The use of load cells infringe on a patent for this project. It's stupid, more things are crippled from moving forward because of stuff like this, when you could simply apply fundamentals to get the job done and be done with it.

shortbus= said:

Going to yet again show my stupidity. How does a company load a container not knowing how many things are in it? ..... This seems to be a no brainer if the shipping department is doing their job.

Click to expand...

The measurement is to prevent theft, and has nothing to do with what the shipping department is able to account for during proper loading/unloading

gophert said:

the only thing I can think of is blocks of dry ice - they disappear whether you use them or not ...

Click to expand...

Very close ... and will work for any continued analogy or reference.

Beau Schwabe said:

The measurement is to prevent theft, and has nothing to do with what the shipping department is able to account for during proper loading/unloading

Click to expand...

That is what the seal is for on a shipping container or even a over the road truck.
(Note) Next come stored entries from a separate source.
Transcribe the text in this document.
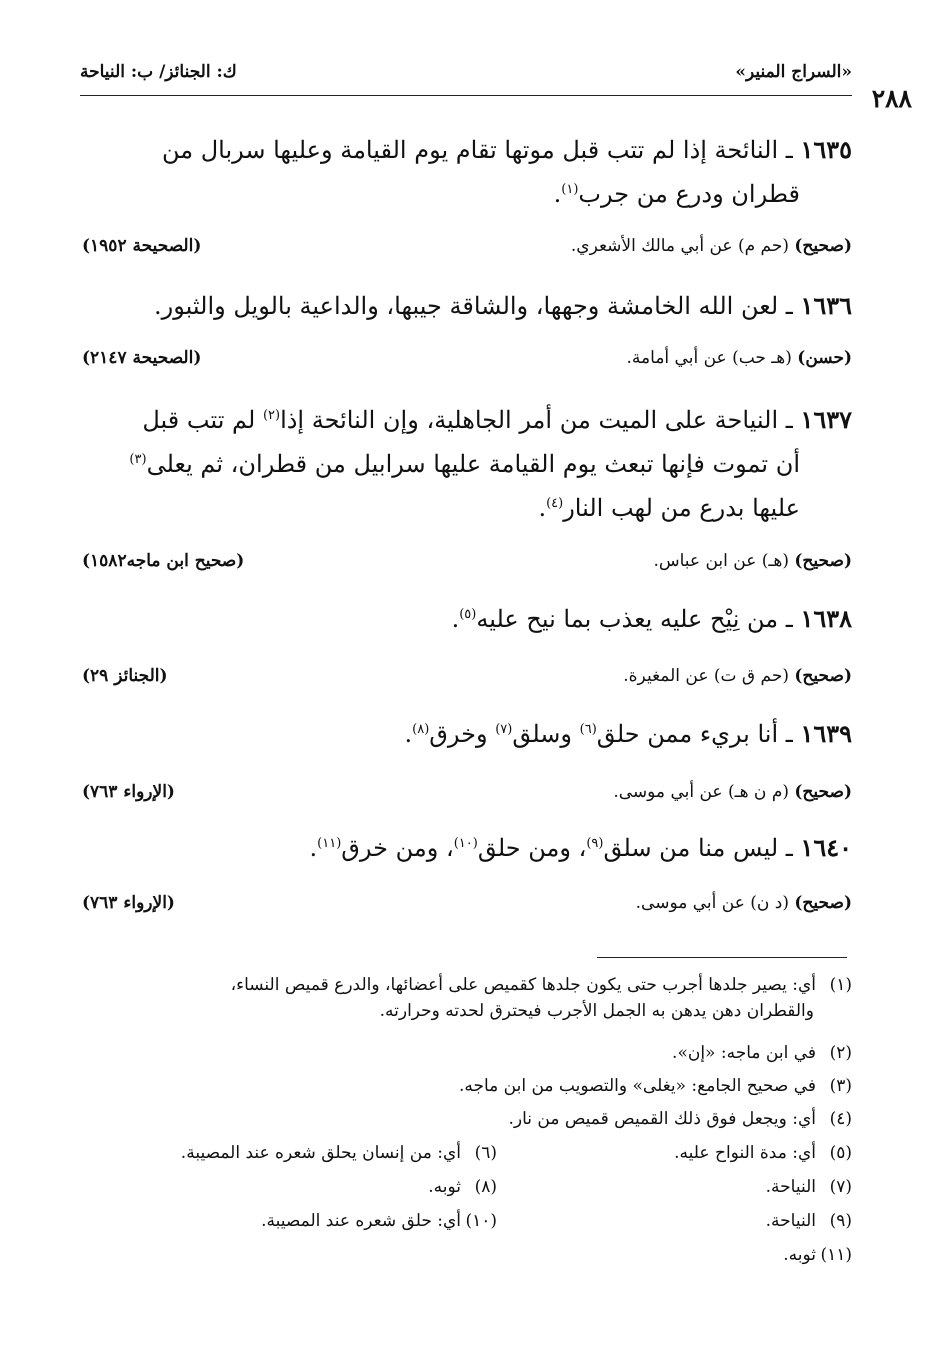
«السراج المنير»
ك: الجنائز/ ب: النياحة
٢٨٨
١٦٣٥ ـ النائحة إذا لم تتب قبل موتها تقام يوم القيامة وعليها سربال من
قطران ودرع من جرب$^{(١)}$.
(صحيح) (حم م) عن أبي مالك الأشعري.
(الصحيحة ١٩٥٢)
١٦٣٦ ـ لعن الله الخامشة وجهها، والشاقة جيبها، والداعية بالويل والثبور.
(حسن) (هـ حب) عن أبي أمامة.
(الصحيحة ٢١٤٧)
١٦٣٧ ـ النياحة على الميت من أمر الجاهلية، وإن النائحة إذا$^{(٢)}$ لم تتب قبل
أن تموت فإنها تبعث يوم القيامة عليها سرابيل من قطران، ثم يعلى$^{(٣)}$
عليها بدرع من لهب النار$^{(٤)}$.
(صحيح) (هـ) عن ابن عباس.
(صحيح ابن ماجه١٥٨٢)
١٦٣٨ ـ من نِيْح عليه يعذب بما نيح عليه$^{(٥)}$.
(صحيح) (حم ق ت) عن المغيرة.
(الجنائز ٢٩)
١٦٣٩ ـ أنا بريء ممن حلق$^{(٦)}$ وسلق$^{(٧)}$ وخرق$^{(٨)}$.
(صحيح) (م ن هـ) عن أبي موسى.
(الإرواء ٧٦٣)
١٦٤٠ ـ ليس منا من سلق$^{(٩)}$، ومن حلق$^{(١٠)}$، ومن خرق$^{(١١)}$.
(صحيح) (د ن) عن أبي موسى.
(الإرواء ٧٦٣)
(١)أي: يصير جلدها أجرب حتى يكون جلدها كقميص على أعضائها، والدرع قميص النساء،
والقطران دهن يدهن به الجمل الأجرب فيحترق لحدته وحرارته.
(٢)في ابن ماجه: «إن».
(٣)في صحيح الجامع: «يغلى» والتصويب من ابن ماجه.
(٤)أي: ويجعل فوق ذلك القميص قميص من نار.
(٥)أي: مدة النواح عليه.
(٦)أي: من إنسان يحلق شعره عند المصيبة.
(٧)النياحة.
(٨)ثوبه.
(٩)النياحة.
(١٠)أي: حلق شعره عند المصيبة.
(١١)ثوبه.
If the seal is removed you know it has been opened. And for me it would only take one time and the carrier would not be used again.

How does the measurement it's self prevent theft?

shortbus= said:

How does the measurement it's self prevent theft?

Click to expand...

This is a kiosk the customer will interact with. It basicilly is to keep honest people honest and "minimize" theft. (nothing is 100%). The kiosk is in constant communication with a dedicated monitoring service.